In general, it is hoped that more research will be conducted to gain a more comprehensive understanding of the optimal CAR signal transduction to improve persistent T cell activity and viability, reduce premature mortality, rapid failure or uncontrolled progression .

 

 



Recognition of tumor-associated antigens, expression levels and sensitivity to CAR T cells

The main difference between solid tumors and blood diseases is that detecting the ideal target antigen is more complicated (Figure 3). Unlike hematological malignancies where cancer cells usually express specific and single markers, solid tumors usually do not express a tumor-specific marker. Generally, in solid tumors, it is more common to recognize tumor-associated antigens (TAA), regardless of the increased expression of markers such as CEA, ERBB2, EGFR, GD2, mesothelin, MUC1 and PSMA on cancer cells.

CAR T cells in solid tumors: challenges and opportunities

 

It should be noted that the expression of these markers in the natural tissues of the human body is also very low [34, 35]. There is no doubt that in the absence of tumor antigen specificity, the risk of significantly increasing non-tumor toxicity on the target significantly increases.

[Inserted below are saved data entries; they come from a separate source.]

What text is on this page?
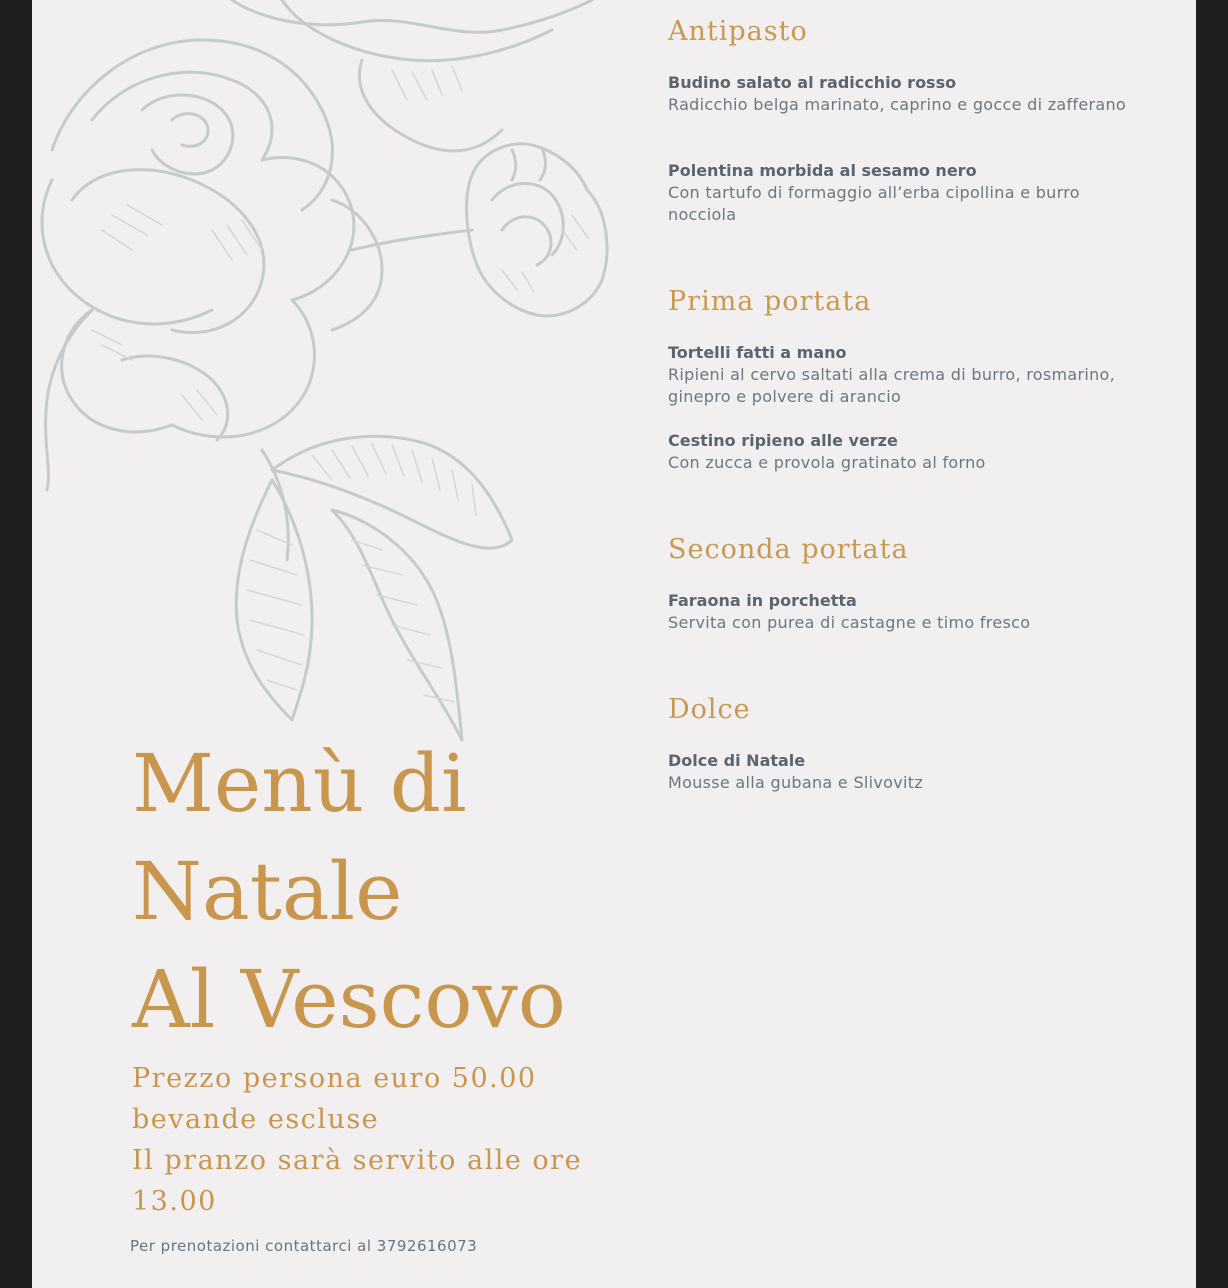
Antipasto
Budino salato al radicchio rosso
Radicchio belga marinato, caprino e gocce di zafferano
Polentina morbida al sesamo nero
Con tartufo di formaggio all’erba cipollina e burro nocciola
Prima portata
Tortelli fatti a mano
Ripieni al cervo saltati alla crema di burro, rosmarino, ginepro e polvere di arancio
Cestino ripieno alle verze
Con zucca e provola gratinato al forno
Seconda portata
Faraona in porchetta
Servita con purea di castagne e timo fresco
Dolce
Dolce di Natale
Mousse alla gubana e Slivovitz
Menù di
Natale
Al Vescovo
Prezzo persona euro 50.00
bevande escluse
Il pranzo sarà servito alle ore
13.00
Per prenotazioni contattarci al 3792616073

This catastrophic toxicity occurred in patients receiving Her2-CAR T cell metastatic CRC [36] and patients receiving GD2-CAR T cell therapy with neuroblastoma [37]. According to reports, these disappointing events highlight the value of identifying safe TAA, because even a low specific antigen ratio can produce significant toxicity.


In addition, these responses also indicate that there is a close relationship between the linking affinity of CAR and its related safety and efficacy. An in vivo study showed that compared with CARs with nM affinity, using ICAM-1 specific CAR T cells with μM affinity has a low level of side effects and is more effective [38, 39].

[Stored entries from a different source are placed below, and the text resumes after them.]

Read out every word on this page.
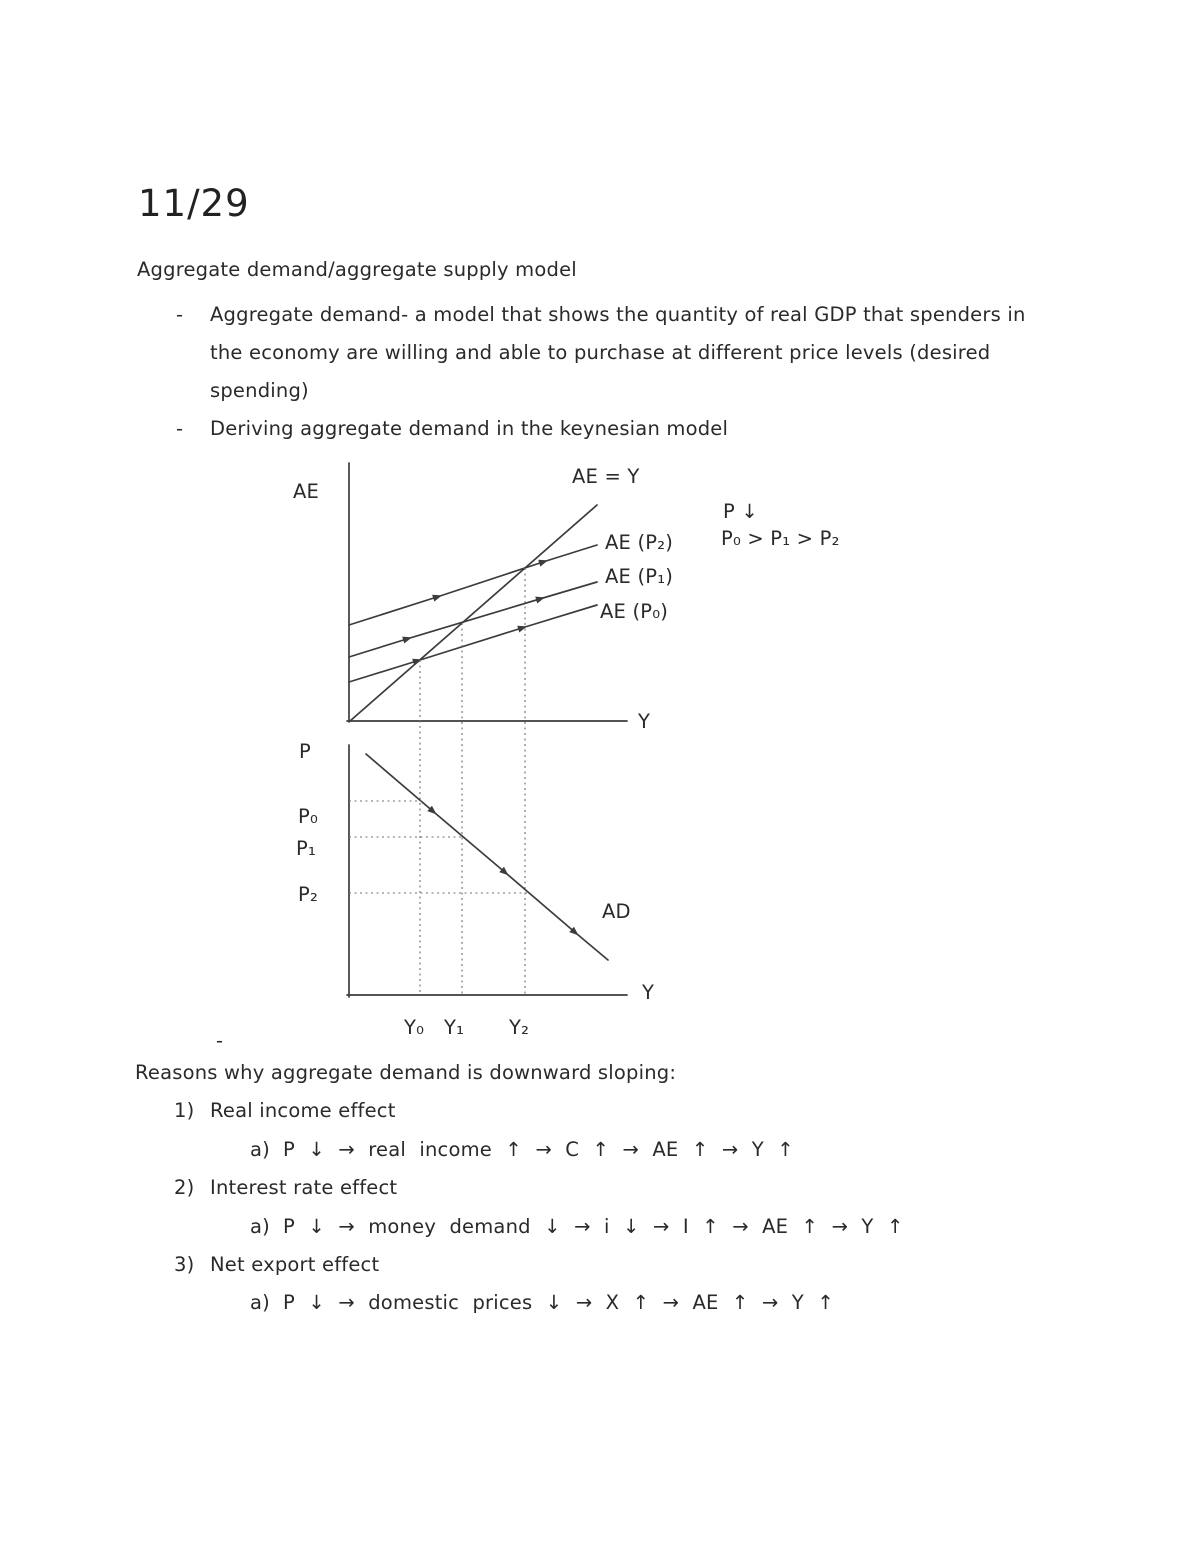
11/29
Aggregate demand/aggregate supply model
-	Aggregate demand- a model that shows the quantity of real GDP that spenders in
the economy are willing and able to purchase at different price levels (desired
spending)
-	Deriving aggregate demand in the keynesian model
AE
AE = Y
AE (P₂)
AE (P₁)
AE (P₀)
Y
P ↓
P₀ > P₁ > P₂
P
P₀
P₁
P₂
AD
Y
Y₀ Y₁ Y₂
-
Reasons why aggregate demand is downward sloping:
1) Real income effect
a) P ↓ → real income ↑ → C ↑ → AE ↑ → Y ↑
2) Interest rate effect
a) P ↓ → money demand ↓ → i ↓ → I ↑ → AE ↑ → Y ↑
3) Net export effect
a) P ↓ → domestic prices ↓ → X ↑ → AE ↑ → Y ↑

In addition, studies have shown that CARs with lower affinity exhibit low levels of fatigue and promote proliferation in the body. In this regard, other studies have shown that GUCY2C-specific CAR T cells (a receptor that is approximately 95% expressed in metastatic CRC) are not only immune to aggressive cancer mice but also in human xenograft models. Safe and effective [40].


In conclusion, the abnormal or over-expressed antigens on tumors expressed on normal tissues must be carefully evaluated in order to describe them as target antigens for solid tumor therapy.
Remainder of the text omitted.